船室から外に出ると川の片側は切り立った絶壁で、反対側は黒々とした森がまだ続いていた。川幅は広く流れは穏やかだが船は早い。時折、船がすれ違う。
「この船は魔道スクリューで進んでいます。他の船より速いでしょう?」
オレがすれ違った船を目で追っていると、隣にいるユベールが説明する。確かに乗っているこの船の方が早いような気がする。他の船は水車みたいなのを船体の横とか後ろに付けているし。

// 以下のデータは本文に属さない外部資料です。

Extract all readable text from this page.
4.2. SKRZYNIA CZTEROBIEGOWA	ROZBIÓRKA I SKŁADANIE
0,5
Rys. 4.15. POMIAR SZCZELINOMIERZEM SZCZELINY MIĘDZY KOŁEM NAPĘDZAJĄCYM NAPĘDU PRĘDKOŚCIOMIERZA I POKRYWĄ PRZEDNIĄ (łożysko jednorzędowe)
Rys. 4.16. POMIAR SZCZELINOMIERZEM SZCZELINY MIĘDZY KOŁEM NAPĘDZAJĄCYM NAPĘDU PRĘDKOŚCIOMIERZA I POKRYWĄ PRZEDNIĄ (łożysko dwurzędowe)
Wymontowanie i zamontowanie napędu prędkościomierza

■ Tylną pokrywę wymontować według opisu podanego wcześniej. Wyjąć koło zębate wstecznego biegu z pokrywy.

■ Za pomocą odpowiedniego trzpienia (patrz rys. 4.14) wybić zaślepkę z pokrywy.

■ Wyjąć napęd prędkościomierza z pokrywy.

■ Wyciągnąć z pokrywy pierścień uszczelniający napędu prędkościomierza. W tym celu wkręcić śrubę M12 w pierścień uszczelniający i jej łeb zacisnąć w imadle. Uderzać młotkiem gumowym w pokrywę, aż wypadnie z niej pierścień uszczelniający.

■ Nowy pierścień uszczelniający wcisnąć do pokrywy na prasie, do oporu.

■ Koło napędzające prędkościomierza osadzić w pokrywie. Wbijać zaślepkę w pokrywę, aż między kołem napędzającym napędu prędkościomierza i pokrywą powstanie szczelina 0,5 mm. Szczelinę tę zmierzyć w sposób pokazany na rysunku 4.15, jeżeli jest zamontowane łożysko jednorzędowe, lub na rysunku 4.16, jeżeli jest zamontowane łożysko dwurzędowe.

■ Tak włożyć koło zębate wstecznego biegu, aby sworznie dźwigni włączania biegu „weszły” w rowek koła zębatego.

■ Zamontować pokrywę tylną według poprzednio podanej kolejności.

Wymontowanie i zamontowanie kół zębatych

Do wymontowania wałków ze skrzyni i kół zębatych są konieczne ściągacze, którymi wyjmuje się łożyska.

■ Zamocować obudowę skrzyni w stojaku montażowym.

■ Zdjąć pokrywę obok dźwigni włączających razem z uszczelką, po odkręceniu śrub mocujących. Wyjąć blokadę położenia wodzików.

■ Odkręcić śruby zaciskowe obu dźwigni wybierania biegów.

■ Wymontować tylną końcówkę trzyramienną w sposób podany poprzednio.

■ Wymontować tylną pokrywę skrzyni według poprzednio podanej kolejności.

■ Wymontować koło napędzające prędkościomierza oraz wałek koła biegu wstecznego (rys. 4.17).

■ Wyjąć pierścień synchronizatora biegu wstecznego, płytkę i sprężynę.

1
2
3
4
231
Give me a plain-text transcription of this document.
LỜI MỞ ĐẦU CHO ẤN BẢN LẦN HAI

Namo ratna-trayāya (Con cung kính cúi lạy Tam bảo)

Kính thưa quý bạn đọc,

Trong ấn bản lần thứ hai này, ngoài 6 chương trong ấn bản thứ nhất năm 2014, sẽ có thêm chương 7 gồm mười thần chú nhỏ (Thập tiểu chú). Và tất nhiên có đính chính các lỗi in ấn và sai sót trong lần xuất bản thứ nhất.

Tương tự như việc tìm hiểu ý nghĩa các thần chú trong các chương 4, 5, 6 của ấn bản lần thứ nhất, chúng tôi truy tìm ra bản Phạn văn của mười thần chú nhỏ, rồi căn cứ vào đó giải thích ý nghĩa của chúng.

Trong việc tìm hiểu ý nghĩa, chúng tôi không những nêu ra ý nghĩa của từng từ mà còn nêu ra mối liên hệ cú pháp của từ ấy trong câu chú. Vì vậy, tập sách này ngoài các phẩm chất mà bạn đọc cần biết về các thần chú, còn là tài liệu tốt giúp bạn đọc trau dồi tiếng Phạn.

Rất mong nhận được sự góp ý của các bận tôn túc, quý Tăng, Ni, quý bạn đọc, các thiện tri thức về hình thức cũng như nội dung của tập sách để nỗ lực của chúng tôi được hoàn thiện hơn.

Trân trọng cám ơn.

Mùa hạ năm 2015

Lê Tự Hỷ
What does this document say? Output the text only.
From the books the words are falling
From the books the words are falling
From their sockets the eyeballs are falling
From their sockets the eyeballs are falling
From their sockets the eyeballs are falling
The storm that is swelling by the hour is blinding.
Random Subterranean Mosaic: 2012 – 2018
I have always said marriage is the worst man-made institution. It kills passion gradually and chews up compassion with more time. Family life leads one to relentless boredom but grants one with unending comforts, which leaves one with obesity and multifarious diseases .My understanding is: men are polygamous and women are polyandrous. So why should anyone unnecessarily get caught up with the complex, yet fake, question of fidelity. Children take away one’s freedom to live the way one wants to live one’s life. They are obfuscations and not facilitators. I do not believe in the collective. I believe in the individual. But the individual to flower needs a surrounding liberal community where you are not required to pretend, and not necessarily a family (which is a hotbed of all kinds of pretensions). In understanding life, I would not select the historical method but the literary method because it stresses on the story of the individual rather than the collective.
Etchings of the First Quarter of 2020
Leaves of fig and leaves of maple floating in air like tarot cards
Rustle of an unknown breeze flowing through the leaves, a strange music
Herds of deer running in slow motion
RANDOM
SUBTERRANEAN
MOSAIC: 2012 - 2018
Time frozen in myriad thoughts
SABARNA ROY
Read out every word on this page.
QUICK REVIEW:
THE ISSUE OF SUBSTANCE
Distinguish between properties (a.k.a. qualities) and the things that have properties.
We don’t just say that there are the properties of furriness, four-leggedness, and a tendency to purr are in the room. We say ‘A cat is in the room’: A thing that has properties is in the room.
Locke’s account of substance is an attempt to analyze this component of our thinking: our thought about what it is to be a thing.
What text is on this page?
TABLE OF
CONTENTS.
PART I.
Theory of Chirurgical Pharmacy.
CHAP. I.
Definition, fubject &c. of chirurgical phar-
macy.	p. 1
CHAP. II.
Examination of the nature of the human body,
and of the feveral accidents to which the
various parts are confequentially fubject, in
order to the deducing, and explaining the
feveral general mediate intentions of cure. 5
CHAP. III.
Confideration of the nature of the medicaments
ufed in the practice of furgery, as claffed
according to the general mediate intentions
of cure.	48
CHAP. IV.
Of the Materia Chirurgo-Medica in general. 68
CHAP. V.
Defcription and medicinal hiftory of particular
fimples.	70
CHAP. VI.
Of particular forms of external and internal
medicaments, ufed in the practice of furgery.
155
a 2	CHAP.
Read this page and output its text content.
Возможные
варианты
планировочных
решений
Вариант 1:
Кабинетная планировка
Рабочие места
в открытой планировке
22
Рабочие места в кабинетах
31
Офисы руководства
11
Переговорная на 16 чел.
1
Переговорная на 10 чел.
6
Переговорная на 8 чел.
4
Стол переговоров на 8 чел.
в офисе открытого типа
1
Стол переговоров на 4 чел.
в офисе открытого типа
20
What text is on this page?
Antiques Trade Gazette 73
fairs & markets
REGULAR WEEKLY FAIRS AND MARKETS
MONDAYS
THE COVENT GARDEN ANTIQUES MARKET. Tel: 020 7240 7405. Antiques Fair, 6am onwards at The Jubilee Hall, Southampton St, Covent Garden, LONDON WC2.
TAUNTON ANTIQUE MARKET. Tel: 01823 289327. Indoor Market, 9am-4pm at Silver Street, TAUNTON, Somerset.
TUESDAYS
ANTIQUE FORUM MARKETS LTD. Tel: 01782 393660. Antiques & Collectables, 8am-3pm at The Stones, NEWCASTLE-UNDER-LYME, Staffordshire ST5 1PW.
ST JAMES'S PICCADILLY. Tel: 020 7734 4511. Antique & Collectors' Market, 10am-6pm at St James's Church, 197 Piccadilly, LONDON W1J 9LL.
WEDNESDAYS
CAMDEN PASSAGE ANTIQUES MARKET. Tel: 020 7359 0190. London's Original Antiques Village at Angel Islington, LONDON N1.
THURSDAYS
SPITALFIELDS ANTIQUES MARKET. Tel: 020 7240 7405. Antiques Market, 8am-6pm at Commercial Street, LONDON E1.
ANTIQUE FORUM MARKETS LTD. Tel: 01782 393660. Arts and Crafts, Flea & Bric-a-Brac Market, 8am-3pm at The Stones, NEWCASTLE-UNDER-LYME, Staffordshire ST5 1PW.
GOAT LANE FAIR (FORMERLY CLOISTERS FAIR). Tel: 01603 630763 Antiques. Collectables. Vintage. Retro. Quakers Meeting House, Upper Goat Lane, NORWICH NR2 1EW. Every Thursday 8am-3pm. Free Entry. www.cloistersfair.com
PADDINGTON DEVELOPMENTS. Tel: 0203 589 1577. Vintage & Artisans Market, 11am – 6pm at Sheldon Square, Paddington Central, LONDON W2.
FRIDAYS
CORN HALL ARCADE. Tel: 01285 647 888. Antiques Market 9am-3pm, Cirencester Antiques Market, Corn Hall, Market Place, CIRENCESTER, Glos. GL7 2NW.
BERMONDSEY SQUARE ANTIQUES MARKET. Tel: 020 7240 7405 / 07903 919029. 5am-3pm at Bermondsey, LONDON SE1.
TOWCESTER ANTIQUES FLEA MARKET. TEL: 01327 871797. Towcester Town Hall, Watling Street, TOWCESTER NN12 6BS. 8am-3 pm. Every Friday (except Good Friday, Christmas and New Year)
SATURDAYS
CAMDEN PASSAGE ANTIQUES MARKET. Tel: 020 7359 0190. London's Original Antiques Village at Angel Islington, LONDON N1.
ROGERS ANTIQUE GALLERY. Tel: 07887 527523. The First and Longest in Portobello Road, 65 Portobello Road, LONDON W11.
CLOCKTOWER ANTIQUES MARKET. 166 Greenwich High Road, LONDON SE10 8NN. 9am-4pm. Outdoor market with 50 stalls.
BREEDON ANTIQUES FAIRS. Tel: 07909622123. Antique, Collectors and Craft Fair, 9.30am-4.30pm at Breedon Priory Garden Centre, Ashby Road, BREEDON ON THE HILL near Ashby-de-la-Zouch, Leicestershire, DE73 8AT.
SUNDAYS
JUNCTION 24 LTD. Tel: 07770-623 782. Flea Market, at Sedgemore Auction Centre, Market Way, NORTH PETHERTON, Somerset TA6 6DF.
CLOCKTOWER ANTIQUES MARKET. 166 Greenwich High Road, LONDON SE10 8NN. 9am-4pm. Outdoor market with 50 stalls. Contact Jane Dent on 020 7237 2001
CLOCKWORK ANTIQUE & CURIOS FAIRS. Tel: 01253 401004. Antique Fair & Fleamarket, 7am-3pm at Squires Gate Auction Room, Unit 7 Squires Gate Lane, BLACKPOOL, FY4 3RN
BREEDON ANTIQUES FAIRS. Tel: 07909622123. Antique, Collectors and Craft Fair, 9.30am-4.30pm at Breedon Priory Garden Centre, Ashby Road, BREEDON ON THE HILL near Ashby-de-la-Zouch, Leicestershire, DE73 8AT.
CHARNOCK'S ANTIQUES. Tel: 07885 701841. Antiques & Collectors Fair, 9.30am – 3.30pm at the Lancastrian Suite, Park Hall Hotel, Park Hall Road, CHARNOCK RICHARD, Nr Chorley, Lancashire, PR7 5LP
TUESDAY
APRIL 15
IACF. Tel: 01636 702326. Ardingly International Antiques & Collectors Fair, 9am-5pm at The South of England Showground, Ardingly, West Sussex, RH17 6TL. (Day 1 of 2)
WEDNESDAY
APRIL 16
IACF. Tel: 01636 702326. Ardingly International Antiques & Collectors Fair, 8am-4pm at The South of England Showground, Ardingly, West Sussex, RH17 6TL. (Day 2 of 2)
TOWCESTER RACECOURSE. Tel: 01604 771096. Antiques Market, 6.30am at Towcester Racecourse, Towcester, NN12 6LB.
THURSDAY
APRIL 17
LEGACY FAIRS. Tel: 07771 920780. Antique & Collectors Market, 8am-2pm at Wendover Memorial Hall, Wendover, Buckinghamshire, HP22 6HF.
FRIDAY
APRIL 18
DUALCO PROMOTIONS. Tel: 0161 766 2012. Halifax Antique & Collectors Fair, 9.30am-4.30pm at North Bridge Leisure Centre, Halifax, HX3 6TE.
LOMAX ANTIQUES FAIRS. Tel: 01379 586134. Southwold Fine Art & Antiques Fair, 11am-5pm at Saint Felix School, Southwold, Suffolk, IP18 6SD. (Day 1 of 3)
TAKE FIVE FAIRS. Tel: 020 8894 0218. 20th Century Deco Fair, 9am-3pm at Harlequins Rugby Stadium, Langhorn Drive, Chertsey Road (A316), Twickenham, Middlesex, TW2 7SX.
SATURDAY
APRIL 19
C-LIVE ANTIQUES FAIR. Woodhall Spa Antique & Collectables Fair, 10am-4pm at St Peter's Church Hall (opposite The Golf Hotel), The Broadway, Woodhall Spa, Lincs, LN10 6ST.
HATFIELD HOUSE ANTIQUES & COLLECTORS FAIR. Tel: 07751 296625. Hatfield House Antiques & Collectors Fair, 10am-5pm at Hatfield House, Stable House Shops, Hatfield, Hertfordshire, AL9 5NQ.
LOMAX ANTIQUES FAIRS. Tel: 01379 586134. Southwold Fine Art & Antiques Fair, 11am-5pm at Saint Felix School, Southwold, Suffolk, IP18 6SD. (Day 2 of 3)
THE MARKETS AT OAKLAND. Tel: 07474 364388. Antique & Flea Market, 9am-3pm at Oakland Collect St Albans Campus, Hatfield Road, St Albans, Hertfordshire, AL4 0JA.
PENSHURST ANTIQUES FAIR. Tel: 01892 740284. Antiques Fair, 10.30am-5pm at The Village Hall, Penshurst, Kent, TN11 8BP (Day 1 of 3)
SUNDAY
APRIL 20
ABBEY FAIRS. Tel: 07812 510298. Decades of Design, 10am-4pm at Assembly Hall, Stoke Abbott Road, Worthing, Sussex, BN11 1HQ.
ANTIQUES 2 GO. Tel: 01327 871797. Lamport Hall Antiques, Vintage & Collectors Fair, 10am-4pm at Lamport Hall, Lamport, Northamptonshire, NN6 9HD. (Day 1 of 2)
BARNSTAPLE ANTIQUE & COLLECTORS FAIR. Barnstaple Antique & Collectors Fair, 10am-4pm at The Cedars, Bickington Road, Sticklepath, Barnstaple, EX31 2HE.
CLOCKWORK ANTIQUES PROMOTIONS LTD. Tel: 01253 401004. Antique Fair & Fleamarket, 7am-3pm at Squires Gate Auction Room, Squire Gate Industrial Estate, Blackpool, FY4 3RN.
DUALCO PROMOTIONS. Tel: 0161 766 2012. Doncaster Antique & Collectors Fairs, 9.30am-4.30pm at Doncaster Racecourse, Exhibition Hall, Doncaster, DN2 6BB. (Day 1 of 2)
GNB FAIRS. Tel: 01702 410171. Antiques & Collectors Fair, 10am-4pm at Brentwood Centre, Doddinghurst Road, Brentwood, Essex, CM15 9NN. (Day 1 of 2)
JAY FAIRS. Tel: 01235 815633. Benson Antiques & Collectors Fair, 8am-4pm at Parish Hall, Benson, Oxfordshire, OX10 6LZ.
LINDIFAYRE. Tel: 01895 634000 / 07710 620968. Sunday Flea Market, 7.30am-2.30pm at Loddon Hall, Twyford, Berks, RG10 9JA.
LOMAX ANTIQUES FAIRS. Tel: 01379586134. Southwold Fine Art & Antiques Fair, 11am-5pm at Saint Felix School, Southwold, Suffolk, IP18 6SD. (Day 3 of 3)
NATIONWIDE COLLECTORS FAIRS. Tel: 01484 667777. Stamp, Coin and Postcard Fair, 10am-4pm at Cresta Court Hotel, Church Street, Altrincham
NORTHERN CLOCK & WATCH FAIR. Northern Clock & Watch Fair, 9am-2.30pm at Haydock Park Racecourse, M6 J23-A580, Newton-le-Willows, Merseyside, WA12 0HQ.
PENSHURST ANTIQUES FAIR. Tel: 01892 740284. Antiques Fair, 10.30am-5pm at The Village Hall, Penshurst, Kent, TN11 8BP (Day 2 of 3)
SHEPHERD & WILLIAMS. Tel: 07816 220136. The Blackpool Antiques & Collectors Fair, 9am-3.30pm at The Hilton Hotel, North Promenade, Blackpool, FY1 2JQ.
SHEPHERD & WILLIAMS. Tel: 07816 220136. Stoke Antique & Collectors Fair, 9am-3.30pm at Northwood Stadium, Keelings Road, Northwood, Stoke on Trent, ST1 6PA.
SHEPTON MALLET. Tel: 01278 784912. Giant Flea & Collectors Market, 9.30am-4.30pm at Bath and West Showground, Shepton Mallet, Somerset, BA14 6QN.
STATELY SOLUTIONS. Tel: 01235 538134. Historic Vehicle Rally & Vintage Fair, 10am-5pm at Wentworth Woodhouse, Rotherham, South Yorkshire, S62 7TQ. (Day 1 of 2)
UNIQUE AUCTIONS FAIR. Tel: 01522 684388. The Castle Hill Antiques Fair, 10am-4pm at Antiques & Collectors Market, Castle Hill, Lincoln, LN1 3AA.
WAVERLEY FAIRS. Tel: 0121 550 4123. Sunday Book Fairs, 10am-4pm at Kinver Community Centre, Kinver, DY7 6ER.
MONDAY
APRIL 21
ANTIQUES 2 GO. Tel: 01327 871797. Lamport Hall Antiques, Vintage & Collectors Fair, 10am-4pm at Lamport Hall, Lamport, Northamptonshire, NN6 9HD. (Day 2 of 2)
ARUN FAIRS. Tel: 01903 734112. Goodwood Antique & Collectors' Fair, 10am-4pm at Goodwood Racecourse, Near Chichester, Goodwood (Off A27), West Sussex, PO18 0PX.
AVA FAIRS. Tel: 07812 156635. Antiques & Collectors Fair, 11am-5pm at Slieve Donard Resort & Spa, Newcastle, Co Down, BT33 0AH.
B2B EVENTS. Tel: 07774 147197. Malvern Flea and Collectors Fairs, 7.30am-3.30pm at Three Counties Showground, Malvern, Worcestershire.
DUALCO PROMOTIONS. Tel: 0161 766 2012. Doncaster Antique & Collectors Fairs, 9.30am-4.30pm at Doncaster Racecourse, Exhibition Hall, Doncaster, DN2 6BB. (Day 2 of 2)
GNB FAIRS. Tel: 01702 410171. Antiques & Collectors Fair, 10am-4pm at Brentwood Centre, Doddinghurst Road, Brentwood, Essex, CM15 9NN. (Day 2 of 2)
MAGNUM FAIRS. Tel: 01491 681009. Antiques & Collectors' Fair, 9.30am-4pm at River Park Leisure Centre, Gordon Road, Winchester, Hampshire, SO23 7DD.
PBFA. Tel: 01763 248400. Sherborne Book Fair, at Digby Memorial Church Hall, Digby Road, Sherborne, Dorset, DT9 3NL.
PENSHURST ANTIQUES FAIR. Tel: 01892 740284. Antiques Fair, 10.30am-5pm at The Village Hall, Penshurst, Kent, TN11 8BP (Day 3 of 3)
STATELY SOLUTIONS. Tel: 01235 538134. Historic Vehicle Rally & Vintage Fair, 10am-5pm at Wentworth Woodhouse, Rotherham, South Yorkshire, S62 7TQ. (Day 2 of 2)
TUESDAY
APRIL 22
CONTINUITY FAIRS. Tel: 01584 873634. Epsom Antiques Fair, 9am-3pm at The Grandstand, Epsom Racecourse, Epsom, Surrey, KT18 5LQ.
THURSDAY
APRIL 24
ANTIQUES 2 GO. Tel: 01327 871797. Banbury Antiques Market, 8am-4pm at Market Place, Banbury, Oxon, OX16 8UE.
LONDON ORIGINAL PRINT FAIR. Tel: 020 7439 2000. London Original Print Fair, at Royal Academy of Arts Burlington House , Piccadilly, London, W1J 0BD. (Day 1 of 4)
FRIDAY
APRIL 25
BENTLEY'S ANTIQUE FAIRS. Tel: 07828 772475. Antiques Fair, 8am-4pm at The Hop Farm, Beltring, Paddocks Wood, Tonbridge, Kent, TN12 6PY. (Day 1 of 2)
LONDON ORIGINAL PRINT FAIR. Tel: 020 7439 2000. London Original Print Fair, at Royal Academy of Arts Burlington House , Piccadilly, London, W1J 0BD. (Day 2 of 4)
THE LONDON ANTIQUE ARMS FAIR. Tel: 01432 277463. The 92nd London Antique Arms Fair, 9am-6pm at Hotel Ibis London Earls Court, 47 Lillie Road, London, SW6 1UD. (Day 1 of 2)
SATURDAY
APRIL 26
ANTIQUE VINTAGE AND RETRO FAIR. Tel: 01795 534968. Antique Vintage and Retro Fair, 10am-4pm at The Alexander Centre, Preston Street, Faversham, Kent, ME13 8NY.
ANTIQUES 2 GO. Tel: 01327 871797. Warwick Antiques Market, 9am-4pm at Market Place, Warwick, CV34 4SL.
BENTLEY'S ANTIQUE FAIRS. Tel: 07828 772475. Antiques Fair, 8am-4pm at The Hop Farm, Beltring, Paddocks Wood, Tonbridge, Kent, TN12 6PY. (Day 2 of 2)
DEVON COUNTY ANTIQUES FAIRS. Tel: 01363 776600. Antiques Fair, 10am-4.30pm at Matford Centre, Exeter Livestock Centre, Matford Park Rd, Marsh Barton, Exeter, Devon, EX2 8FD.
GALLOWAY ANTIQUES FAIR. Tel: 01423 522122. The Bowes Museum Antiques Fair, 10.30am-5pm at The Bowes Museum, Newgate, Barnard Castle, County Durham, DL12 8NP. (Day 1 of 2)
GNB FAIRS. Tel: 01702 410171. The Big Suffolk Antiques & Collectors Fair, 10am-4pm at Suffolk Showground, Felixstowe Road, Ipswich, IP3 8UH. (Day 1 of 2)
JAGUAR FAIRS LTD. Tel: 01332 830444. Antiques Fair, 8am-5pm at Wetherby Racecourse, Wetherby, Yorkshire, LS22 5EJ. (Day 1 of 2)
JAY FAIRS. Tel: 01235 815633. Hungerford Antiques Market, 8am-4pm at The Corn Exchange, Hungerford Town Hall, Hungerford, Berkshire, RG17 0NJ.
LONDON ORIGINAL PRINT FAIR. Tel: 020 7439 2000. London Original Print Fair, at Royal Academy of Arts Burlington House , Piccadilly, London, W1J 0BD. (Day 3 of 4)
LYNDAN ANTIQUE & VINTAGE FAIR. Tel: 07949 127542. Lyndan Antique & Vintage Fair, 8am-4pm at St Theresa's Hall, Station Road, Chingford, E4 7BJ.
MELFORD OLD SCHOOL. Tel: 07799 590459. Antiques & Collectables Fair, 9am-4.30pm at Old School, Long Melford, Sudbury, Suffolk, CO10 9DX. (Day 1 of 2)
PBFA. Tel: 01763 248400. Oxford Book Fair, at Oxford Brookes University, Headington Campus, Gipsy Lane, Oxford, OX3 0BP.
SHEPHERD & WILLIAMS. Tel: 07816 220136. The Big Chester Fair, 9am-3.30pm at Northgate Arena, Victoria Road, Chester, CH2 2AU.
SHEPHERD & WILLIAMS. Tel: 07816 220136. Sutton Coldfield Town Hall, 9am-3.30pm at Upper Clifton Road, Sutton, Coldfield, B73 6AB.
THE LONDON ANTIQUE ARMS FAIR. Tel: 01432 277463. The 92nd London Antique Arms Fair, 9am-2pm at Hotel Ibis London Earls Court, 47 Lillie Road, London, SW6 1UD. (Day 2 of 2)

「あんちゃん、よく知ってるな。確かにこの船は早いからよ、時々横から無理言って乗ってくる奴がいるんだ。速いけど操縦は難しいんだぜ」
船長が腕を組んでニヤリと笑う。どこにも居るよな、傍若無人に割り込んでくる奴。
「スクリューって、プロペラみたいな?」
「そうそう、いずれもっといいのが出来るぜ」
「空を飛ぶようなのが?」
「空は飛べねえな、ドラゴンにでも乗せてもらいな」
「ドラゴンっているの?」
「俺は遭ったことはねえけどな」
ドラゴンがいるとかファンタジーそのものだ。
興味津々に聞くエルヴェを川船の船長は面白そうに見ている。
今はいつ頃だろう、この世界にも四季はあるのだろうか。うららかに空は晴れて、ほわほわと空気は暖かい。絶壁にへばり付くように生えている小型の樹木にピンクの花が咲いている。
「今日は何日だ?」
そういや、エルヴェの部屋にはカレンダーが無かった。教室に行けば神官がその日の仕事を割り振っていたし、オレは一杯一杯で気付きもしなかった。
「5月15日です」
「一年は何か月ある?」
「12か月ですが」
ああ、そこは元の世界と同じだ。オレがこっちに来てもうすぐ2か月になるのか。
「おーい、外に出ても大丈夫なのか?」
この船にはレスリーとローランも乗っている。船室に続くドアから恐る恐る顔を覗かせて聞いた。
船長を見ると「もうすぐ湿地帯に着くから大丈夫だ」と頷いた。